1. Node-to-chat actions and editor launchpad.
2. Runtime graph query bar.
3. MCP or equivalent agent exposure.
4. Auto-ingest hooks.
5. Blast radius, god-object detection, and surprising connections.
6. Dream integration.
7. Content-corpus graph.
8. Portfolio overlay and graph-over-time views.

## Guardrails For Future Work

* Keep graphify optional until a product decision makes it required.
* Preserve seed/demo fallback behavior for fresh clones.
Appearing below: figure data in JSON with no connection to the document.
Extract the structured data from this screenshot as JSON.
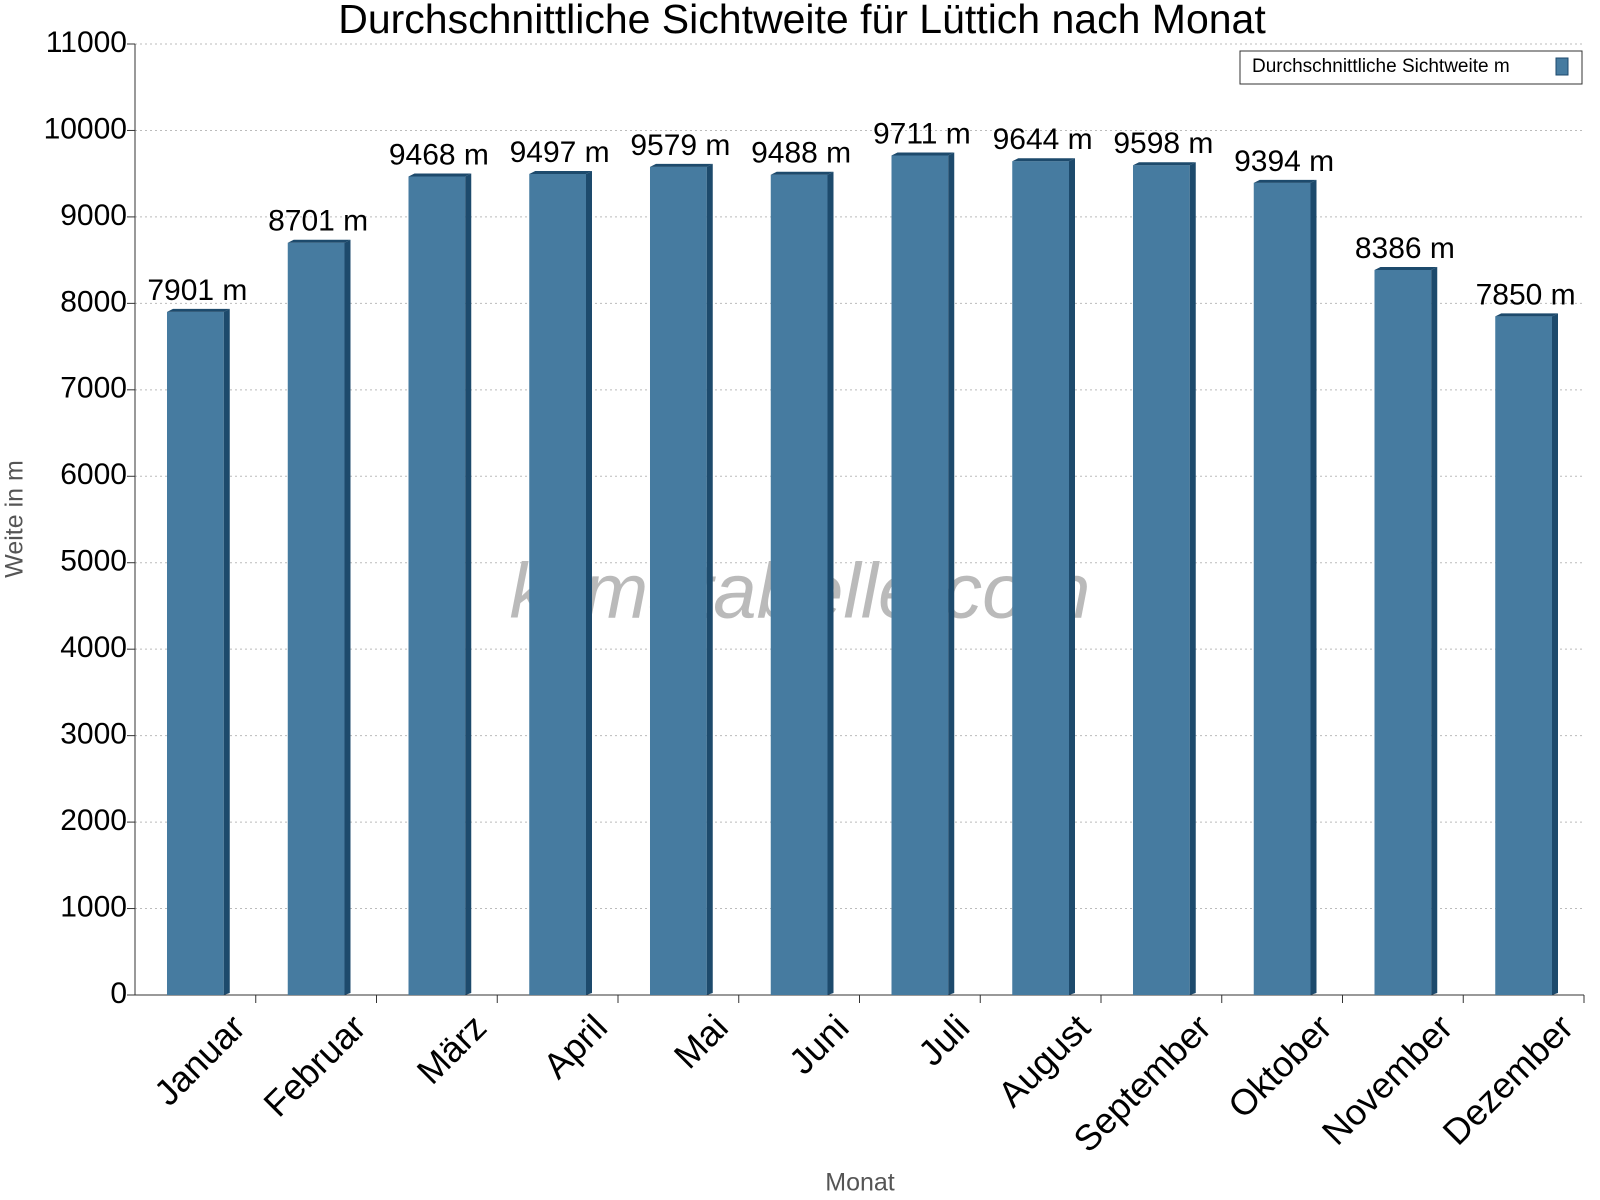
{
  "chart_data": {
    "type": "bar",
    "title": "Durchschnittliche Sichtweite für Lüttich nach Monat",
    "x_label": "Monat",
    "y_label": "Weite in m",
    "watermark": "klimatabelle.com",
    "categories": [
      "Januar",
      "Februar",
      "März",
      "April",
      "Mai",
      "Juni",
      "Juli",
      "August",
      "September",
      "Oktober",
      "November",
      "Dezember"
    ],
    "series": [
      {
        "name": "Durchschnittliche Sichtweite m",
        "color": "#467ba0",
        "values": [
          7901,
          8701,
          9468,
          9497,
          9579,
          9488,
          9711,
          9644,
          9598,
          9394,
          8386,
          7850
        ],
        "value_labels": [
          "7901 m",
          "8701 m",
          "9468 m",
          "9497 m",
          "9579 m",
          "9488 m",
          "9711 m",
          "9644 m",
          "9598 m",
          "9394 m",
          "8386 m",
          "7850 m"
        ]
      }
    ],
    "ylim": [
      0,
      11000
    ],
    "yticks": [
      0,
      1000,
      2000,
      3000,
      4000,
      5000,
      6000,
      7000,
      8000,
      9000,
      10000,
      11000
    ],
    "grid": true,
    "legend": "top-right"
  }
}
* Keep admin writes loopback-only, token-gated, admin-gated, non-demo, and unavailable in production.
* Do not add hosted graph ingestion without a new privacy and security review.
* Keep per-project graphs isolated by default; make cross-project overlays opt-in.
* Avoid storing private graph payloads, screenshots, traces, auth headers, or tokens in committed evidence.
* Add focused tests for every new trust boundary, schema field, or write path.